We employed fMRI and the population receptive field (pRF) method to characterize the effects of spatial attention on visual field representations (Sheremata and Silver, 2015). The pRF represents the portion of the visual field that can evoke a visual response in a given voxel. Attending to a stimulus that traversed the visual field increased pRF size in topographically-organized parietal cortex in both hemispheres. In the left hemisphere, attention also shifted pRFs toward the periphery, thereby maintaining their contralateral representation. In contrast, attention did not shift pRF locations in the right hemisphere, so the increased pRF size resulted in more bilateral representations. These results show that spatial attention can induce bilateral representations in right parietal cortex and offer a new approach for investigating visual attention deficits in hemispatial neglect.

Relationships between spatial attention and episodic memory signals in posterior parietal cortex (PPC)
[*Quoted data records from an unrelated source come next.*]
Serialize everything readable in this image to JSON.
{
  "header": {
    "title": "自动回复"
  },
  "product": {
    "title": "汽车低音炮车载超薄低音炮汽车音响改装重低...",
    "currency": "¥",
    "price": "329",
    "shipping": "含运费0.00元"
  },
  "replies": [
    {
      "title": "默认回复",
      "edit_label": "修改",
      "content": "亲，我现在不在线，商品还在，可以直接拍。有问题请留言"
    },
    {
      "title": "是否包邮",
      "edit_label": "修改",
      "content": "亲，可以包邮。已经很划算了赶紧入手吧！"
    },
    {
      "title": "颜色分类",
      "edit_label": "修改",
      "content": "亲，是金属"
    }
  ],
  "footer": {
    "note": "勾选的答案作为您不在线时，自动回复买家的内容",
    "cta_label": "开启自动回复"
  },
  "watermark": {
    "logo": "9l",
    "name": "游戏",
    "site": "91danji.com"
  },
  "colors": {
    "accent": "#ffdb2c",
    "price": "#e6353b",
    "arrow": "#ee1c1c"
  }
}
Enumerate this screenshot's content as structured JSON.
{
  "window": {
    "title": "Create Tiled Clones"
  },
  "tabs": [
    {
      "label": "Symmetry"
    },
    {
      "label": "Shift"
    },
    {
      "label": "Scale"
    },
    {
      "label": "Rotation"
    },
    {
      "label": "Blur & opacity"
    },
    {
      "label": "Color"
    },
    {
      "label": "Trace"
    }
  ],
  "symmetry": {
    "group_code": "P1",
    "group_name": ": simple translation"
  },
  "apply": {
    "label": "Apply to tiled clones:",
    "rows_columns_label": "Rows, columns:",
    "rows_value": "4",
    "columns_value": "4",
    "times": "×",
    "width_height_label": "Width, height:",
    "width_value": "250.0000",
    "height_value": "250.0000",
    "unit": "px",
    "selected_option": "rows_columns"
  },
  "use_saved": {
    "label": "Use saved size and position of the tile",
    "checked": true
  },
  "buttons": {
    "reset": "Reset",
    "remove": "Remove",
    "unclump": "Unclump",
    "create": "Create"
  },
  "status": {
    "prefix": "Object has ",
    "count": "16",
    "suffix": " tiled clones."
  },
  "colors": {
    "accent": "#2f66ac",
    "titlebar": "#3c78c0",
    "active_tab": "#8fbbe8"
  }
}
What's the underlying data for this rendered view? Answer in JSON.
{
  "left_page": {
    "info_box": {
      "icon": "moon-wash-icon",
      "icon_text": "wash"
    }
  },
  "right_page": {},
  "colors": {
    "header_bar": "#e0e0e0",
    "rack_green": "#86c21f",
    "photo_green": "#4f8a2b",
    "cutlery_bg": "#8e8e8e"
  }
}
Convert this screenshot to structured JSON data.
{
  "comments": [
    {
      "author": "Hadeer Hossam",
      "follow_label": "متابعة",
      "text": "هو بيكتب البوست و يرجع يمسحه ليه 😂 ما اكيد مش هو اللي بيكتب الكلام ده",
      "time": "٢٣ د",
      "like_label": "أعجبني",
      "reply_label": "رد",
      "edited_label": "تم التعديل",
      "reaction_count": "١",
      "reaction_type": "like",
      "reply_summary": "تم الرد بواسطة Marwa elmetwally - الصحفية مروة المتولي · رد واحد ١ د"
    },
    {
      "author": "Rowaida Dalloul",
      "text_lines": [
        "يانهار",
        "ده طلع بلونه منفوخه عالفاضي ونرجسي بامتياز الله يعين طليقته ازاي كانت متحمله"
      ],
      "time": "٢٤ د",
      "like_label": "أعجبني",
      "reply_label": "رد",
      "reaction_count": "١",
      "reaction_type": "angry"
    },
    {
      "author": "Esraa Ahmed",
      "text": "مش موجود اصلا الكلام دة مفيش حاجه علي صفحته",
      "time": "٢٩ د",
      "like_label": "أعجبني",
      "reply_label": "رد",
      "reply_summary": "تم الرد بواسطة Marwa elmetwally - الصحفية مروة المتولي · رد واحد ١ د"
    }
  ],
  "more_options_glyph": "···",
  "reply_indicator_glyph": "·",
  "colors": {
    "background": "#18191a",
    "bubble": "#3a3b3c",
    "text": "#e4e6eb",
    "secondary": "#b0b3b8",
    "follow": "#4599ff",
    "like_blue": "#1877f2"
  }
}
In collaboration with Anthony Wagner’s laboratory, we employed an episodic retrieval task that identified four distinct regions in PPC that tracked different factors associated with retrieval (Hutchinson et al., 2014). Some of the same subjects participated in a spatial attention ask that allowed identification of topographically-organized areas in PPC that exhibit maps of spatial attention signals (Silver et al., 2005; Silver and Kastner, 2009). We found that activity in some of these spatial attention maps (IPS5, SPL1) is related to episodic retrieval outcomes. These findings help define the functional organization of PPC and clarify the relationships between neural correlates of episodic memory and spatial attention.